If history is a sign of things to come (and it is, as you’ll see below), companies that ignore fintech do so at their own peril. Luckily, there’s still time to get ahead of the curve and start innovating. Forward-looking financial institutions will reap rewards for years.
1. New technology changes markets fast
Anyone who follows business news knows that technology is revolutionizing industries worldwide. Consumers now demand e-books instead of hardcovers, digital music instead of CDs, and online media instead of newspapers. This isn’t news. Everyone knows this.
What may be surprising is how quickly the change has occurred.
Look at the book industry for example. In less than eight years, Amazon went from underdog to powerhouse and knocked Borders out in the process:
Today’s consumers have adapted. They’re not only accustomed to the digital revolution — they expect it, along with all the conveniences it brings.
It’s the same repeating story:
Simply put, companies such as Borders and Blockbuster were slow to adapt to the digital revolution and were unable to recover, while industry pioneers like Amazon and Netflix saw the shift as an opportunity.

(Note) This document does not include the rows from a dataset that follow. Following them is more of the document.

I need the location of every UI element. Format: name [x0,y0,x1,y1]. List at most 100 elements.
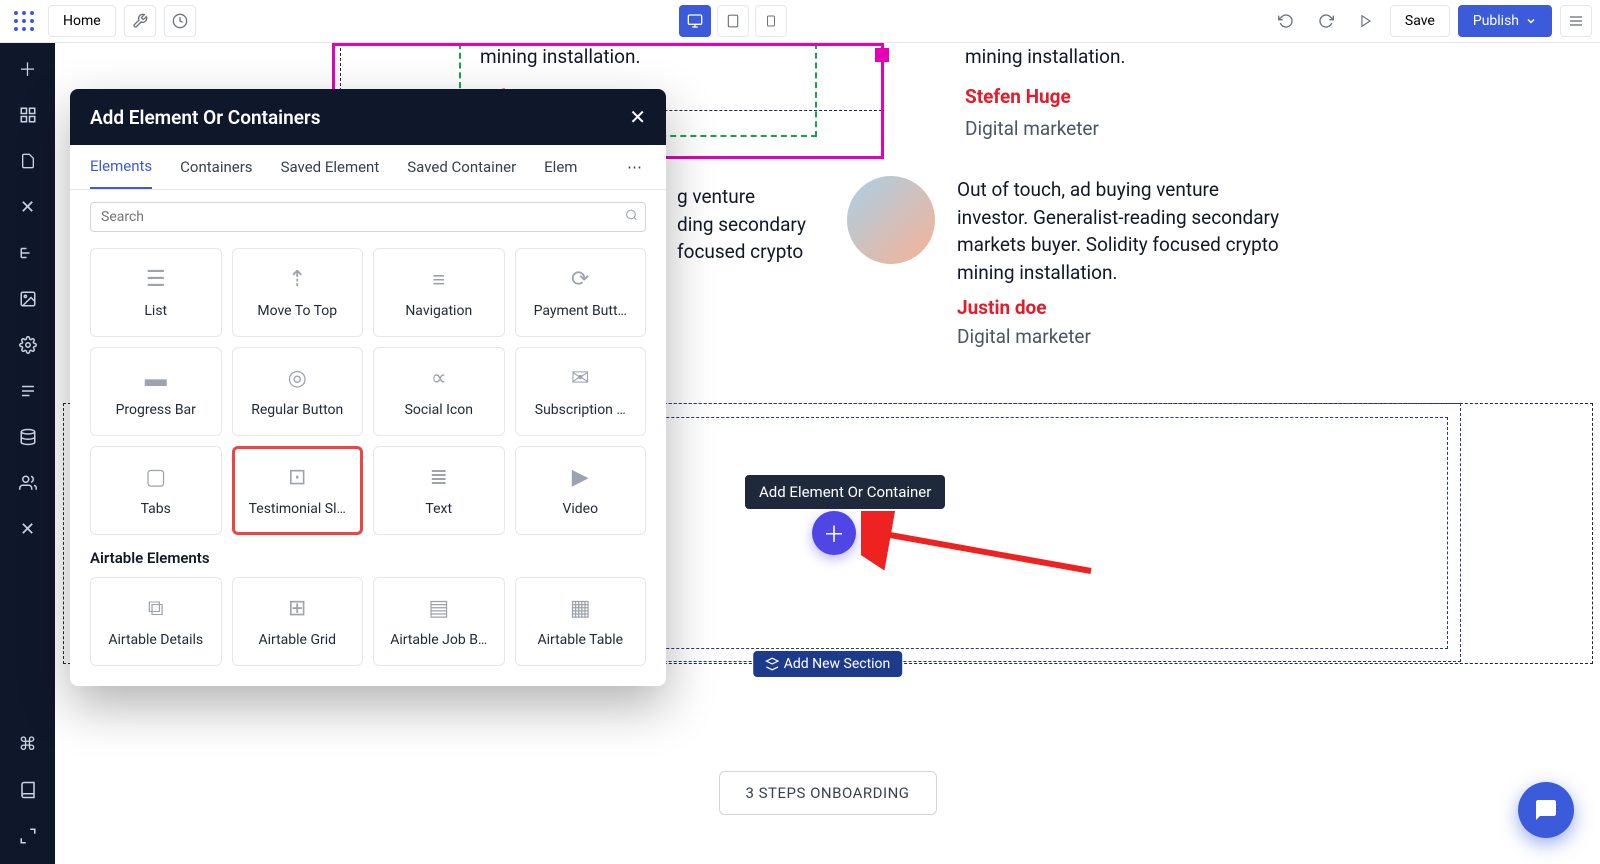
element-list[interactable]: ☰List [90,248,222,337]
chat-bubble[interactable] [1518,782,1574,838]
testimonial-4-name: Justin doe [957,296,1287,319]
app-logo[interactable] [8,5,40,37]
add-element-tooltip: Add Element Or Container [745,475,945,509]
more-tabs-icon[interactable]: ⋯ [627,158,646,188]
testimonial-2-name: Stefen Huge [965,85,1071,108]
chevron-down-icon [1525,15,1537,27]
element-tabs[interactable]: ▢Tabs [90,446,222,535]
element-airtable-table[interactable]: ▦Airtable Table [515,577,647,666]
tab-overflow[interactable]: Elem [544,158,577,188]
element-progress-bar[interactable]: ▬Progress Bar [90,347,222,436]
device-preview-group [679,5,787,37]
element-label: Airtable Table [537,632,623,648]
element-airtable-grid[interactable]: ⊞Airtable Grid [232,577,364,666]
database-icon[interactable] [14,423,42,451]
element-label: Navigation [405,303,472,319]
wrench-icon[interactable] [124,5,156,37]
search-icon [625,209,638,226]
element-text[interactable]: ≣Text [373,446,505,535]
publish-label: Publish [1473,13,1519,29]
keyboard-icon[interactable]: ⌘ [14,730,42,758]
book-icon[interactable] [14,776,42,804]
testimonial-2-fragment: mining installation. [965,45,1126,68]
element-navigation[interactable]: ≡Navigation [373,248,505,337]
frag-line: focused crypto [677,238,806,266]
element-label: Airtable Details [108,632,203,648]
element-social-icon[interactable]: ∝Social Icon [373,347,505,436]
selection-handle[interactable] [875,48,889,62]
close-icon[interactable]: ✕ [629,105,646,129]
frag-line: ding secondary [677,211,806,239]
crossed-tools-icon[interactable]: ✕ [14,193,42,221]
element-airtable-details[interactable]: ⧉Airtable Details [90,577,222,666]
tab-saved-container[interactable]: Saved Container [407,158,516,188]
users-icon[interactable] [14,469,42,497]
testimonial-3-partial: g venture ding secondary focused crypto [677,183,806,266]
menu-icon[interactable] [1560,5,1592,37]
element-label: Regular Button [251,402,343,418]
element-label: Testimonial Sl… [249,501,346,517]
modal-header: Add Element Or Containers ✕ [70,89,666,145]
search-input[interactable] [90,202,646,232]
home-button[interactable]: Home [48,5,116,37]
mobile-device[interactable] [755,5,787,37]
element-airtable-job-board[interactable]: ▤Airtable Job B… [373,577,505,666]
element-label: Tabs [141,501,171,517]
onboarding-label: 3 STEPS ONBOARDING [718,771,936,815]
tab-containers[interactable]: Containers [180,158,252,188]
testimonial-4-body: Out of touch, ad buying venture investor… [957,176,1287,286]
section-heading-airtable: Airtable Elements [90,549,646,567]
element-label: Progress Bar [116,402,196,418]
layers-icon [765,657,779,671]
page-icon[interactable] [14,147,42,175]
element-label: List [144,303,167,319]
tree-icon[interactable] [14,239,42,267]
element-regular-button[interactable]: ◎Regular Button [232,347,364,436]
history-icon[interactable] [164,5,196,37]
modal-title: Add Element Or Containers [90,106,321,129]
element-label: Social Icon [405,402,473,418]
image-icon[interactable] [14,285,42,313]
undo-icon[interactable] [1270,5,1302,37]
element-testimonial-slider[interactable]: ⊡Testimonial Sl… [232,446,364,535]
minimize-icon[interactable] [14,822,42,850]
dashboard-icon[interactable] [14,101,42,129]
add-element-modal: Add Element Or Containers ✕ Elements Con… [70,89,666,686]
element-label: Video [562,501,598,517]
left-sidebar: ＋ ✕ ✕ ⌘ [0,43,55,864]
testimonial-1-fragment: mining installation. [480,45,641,68]
element-label: Text [425,501,452,517]
gear-icon[interactable] [14,331,42,359]
element-subscription[interactable]: ✉Subscription … [515,347,647,436]
element-label: Subscription … [535,402,626,418]
testimonial-4-role: Digital marketer [957,325,1287,348]
chat-icon [1534,798,1558,822]
publish-button[interactable]: Publish [1458,5,1552,37]
modal-search [70,190,666,244]
redo-icon[interactable] [1310,5,1342,37]
add-section-label: Add New Section [784,656,891,672]
testimonial-2-role: Digital marketer [965,117,1099,140]
element-video[interactable]: ▶Video [515,446,647,535]
tab-elements[interactable]: Elements [90,157,152,189]
add-icon[interactable]: ＋ [14,55,42,83]
add-new-section-button[interactable]: Add New Section [753,651,903,677]
modal-body: ☰List ⇡Move To Top ≡Navigation ⟳Payment … [70,244,666,686]
avatar [847,176,935,264]
save-button[interactable]: Save [1390,5,1450,37]
frag-line: g venture [677,183,806,211]
element-label: Airtable Grid [258,632,336,648]
tablet-device[interactable] [717,5,749,37]
tab-saved-element[interactable]: Saved Element [281,158,380,188]
element-label: Move To Top [257,303,337,319]
tools-icon[interactable]: ✕ [14,515,42,543]
element-move-to-top[interactable]: ⇡Move To Top [232,248,364,337]
element-label: Payment Butt… [534,303,627,319]
desktop-device[interactable] [679,5,711,37]
modal-tabs: Elements Containers Saved Element Saved … [70,145,666,190]
add-element-button[interactable]: ＋ [812,511,856,555]
blog-icon[interactable] [14,377,42,405]
play-icon[interactable] [1350,5,1382,37]
top-toolbar: Home Save Publish [0,0,1600,43]
element-payment-button[interactable]: ⟳Payment Butt… [515,248,647,337]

By adapting to new consumer expectations, these digital pioneers delivered exactly what users demanded.
2. The financial industry is following the same path
"In the next 10 years, we’ll see more disruption and changes to the banking and financial industry than we’ve seen in the preceding 100 years.” - Brett King
There has been an enormous shift in asset concentration and customer loyalty during the past two decades. For instance, the 10 biggest banks in the US now have more assets than all other lenders combined.
One reason for this shift is that the biggest banks have made banking more convenient. They’ve better met the demands for robust online and mobile offerings.
Take Bank of America, for instance. Bank of America was the first financial institution to launch mobile banking on the iPhone, and the results were impressive. More than six million people downloaded the app, and a quarter of a million joined Bank of America specifically to use mobile banking.
The app generated enormous returns for Bank of America. To illustrate, from June 2011 to June 2012 more people switched to Bank of America than any other financial institution in the US.
All this growth came despite the fact that Bank of America was deemed as the main villain during Bank Transfer Day in November 2011 (a grassroots movement to switch from big banks to credit unions). What’s more, in 2011 they scored the lowest of any financial institution on a customer satisfaction survey — 11 percentage points below the industry average.
In retrospect, Bank of America’s user acquisition might not be surprising. After all, Bank of America simply gave users what they wanted: Convenience.
And, to put it bluntly, convenience is king.
3. Convenience is king
When asked what attributes they want most in a financial institution, users put convenience at the top of the list:
It follows that when financial institutions focus primarily on customer service at the expense of digital convenience, they risk losing their user base. Having a friendly staff and being involved in the community isn't enough. Users demand convenience, and companies that don’t meet user demands don’t survive.
All of this illustrates the necessity of investing in fintech, especially since the volume of transactions handled at a physical branch has declined by more than 45 percent across the industry since 1992, while the cost per teller transaction has skyrocketed.
In other words, focusing primarily on a traditional growth model (e.g., building branches and hiring new tellers) is merely an expensive way to fail. In addition, the revolution in the financial industry is not slowing down, as evidenced by the sharp decline in transaction volumes from 2007 to 2013 shown above. If anything, the change is speeding up. Users are visiting physical branches less and less, and they’re demanding digital channels more and more.
For example, here’s data from one financial institution that reflects the industry norm:
It’s not a surprise, then, that a host of new digital players such as PayPal, Simple, Moven, Walmart, and Google have moved into the financial space. Along with innovative big banks, these disruptive companies and technologies could be viewed as the Amazons and iTunes of the financial industry — innovators that represent a tremendous threat to smaller market players.
Eventually, these disruptive companies will give their users the option to do everything digitally. Given this option, why would users choose to drive to a branch, wait in a line, sign a paper deposit slip and get a receipt? If users increasingly avoid similar experiences when purchasing books, music, movies and news, why would they choose something different for banking?
The answer is simple. They wouldn’t.
In sum, it’s clear that when financial institutions don’t innovate alongside their competitors, they risk stagnated growth (like Barnes & Noble) or going bankrupt (like Borders). Keep in mind that only one generation needs to make the switch to digital banking en masse, and the traditional model will be irrelevant.
And that’s why fintech is so crucial.